0

The purpose for this server is deep learning algorithms. What I am planning to do is to assemble a server with 20 GPUs (Nvidia GTX 1080 TIs) and 2 CPUs (Intel Xeon Phis) and then have many users draw processing power from it.

Relevant to this question: If a user wants, say, 8 GPUs, then can 8 random free GPUs be allocated to them?

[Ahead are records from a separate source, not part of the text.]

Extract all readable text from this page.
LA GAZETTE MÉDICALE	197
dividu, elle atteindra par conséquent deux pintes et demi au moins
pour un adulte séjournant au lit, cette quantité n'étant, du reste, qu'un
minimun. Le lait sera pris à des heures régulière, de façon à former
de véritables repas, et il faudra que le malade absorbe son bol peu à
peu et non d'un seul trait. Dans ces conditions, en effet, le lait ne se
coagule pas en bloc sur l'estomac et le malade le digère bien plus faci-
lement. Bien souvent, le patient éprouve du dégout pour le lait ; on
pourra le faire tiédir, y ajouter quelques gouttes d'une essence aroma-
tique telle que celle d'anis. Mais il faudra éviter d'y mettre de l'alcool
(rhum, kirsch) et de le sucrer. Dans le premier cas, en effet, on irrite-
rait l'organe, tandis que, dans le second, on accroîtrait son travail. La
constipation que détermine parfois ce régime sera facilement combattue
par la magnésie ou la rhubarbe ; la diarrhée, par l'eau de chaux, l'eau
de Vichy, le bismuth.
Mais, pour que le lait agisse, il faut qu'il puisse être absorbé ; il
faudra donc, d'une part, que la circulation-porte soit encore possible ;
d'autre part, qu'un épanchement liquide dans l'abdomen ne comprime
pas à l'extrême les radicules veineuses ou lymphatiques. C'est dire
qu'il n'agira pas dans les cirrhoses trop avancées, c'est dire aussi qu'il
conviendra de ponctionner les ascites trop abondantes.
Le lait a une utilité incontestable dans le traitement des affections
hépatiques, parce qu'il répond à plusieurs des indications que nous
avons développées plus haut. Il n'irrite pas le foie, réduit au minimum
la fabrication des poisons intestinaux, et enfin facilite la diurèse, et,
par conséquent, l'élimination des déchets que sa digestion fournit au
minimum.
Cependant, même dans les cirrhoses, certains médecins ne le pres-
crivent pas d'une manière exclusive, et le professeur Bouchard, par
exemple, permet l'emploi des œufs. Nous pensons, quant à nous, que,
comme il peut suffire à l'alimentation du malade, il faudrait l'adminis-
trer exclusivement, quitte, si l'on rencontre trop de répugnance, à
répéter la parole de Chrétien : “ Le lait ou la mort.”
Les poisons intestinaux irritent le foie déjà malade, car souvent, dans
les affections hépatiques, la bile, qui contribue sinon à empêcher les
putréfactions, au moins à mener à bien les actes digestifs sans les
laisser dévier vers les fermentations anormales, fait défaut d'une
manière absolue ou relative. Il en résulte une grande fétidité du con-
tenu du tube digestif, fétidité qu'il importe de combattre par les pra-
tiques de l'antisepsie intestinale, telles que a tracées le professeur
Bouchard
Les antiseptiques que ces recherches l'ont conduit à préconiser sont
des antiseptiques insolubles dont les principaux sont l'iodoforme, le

Also, in general, will this work? I still don't understand how the OS will function in this scenario. Is there some special server OS (such as Ubuntu server) which I can use to make this happen?

Thanks

Rushat Rai
  • 111
  • 4
  • One server with 20 GPUs? Or a cluster of machines with GPUs? – Sven May 24 '17 at 09:52
  • @Sven one server with 20 GPUs, not a cluster. This is the rack: https://www.supermicro.com.tw/products/superblade/module/SBI-7128RG-F2.cfm – Rushat Rai May 24 '17 at 09:55
  • You got that wrong. This is a [blade system](https://en.wikipedia.org/wiki/Blade_server). Each of the blades is a separate computer, they just share infratructure like power supply and network. – Sven May 24 '17 at 10:15
  • @Sven ah. That explains most of my confusion. I've actually scrapped this idea and have planned out a rack with 6 different machines each complete with 8 GPUs, and they are all linked through Infiniband network cards. – Rushat Rai May 24 '17 at 10:19
  • My suggestion would be to hire an expert consultant who can help you analyze your workload and come up with a good solution. HPC computing is tricky and it's easy to invest into the wrong kind of setup for your use case. – Sven May 24 '17 at 10:22
  • @Sven hmm that is worth considering. Also, on insidehpc.com it was written- "A high performance computer appropriate for most small and medium-sized businesses today is built from what are basically many ordinary computers connected together with a network and centrally coordinated by some **special software.**" Is this 'special software' slurm? – Rushat Rai May 24 '17 at 10:32
  • Let us [continue this discussion in chat](http://chat.stackexchange.com/rooms/59224/discussion-between-mythic-cocoa-and-sven). – Rushat Rai May 24 '17 at 10:46
  • Sorry, I don't do chat. And yes, slurm would be one example of such a software. – Sven May 24 '17 at 10:50

1 Answers1

1

This is not one computer but multiple ones that are each separate (but possibly connected with a fast/low latentcy Infiniband network). You need a classic HPC cluster environment with a job scheduler/batch system, eg. slurm.

Sven
  • 97,248
  • 13
  • 177
  • 225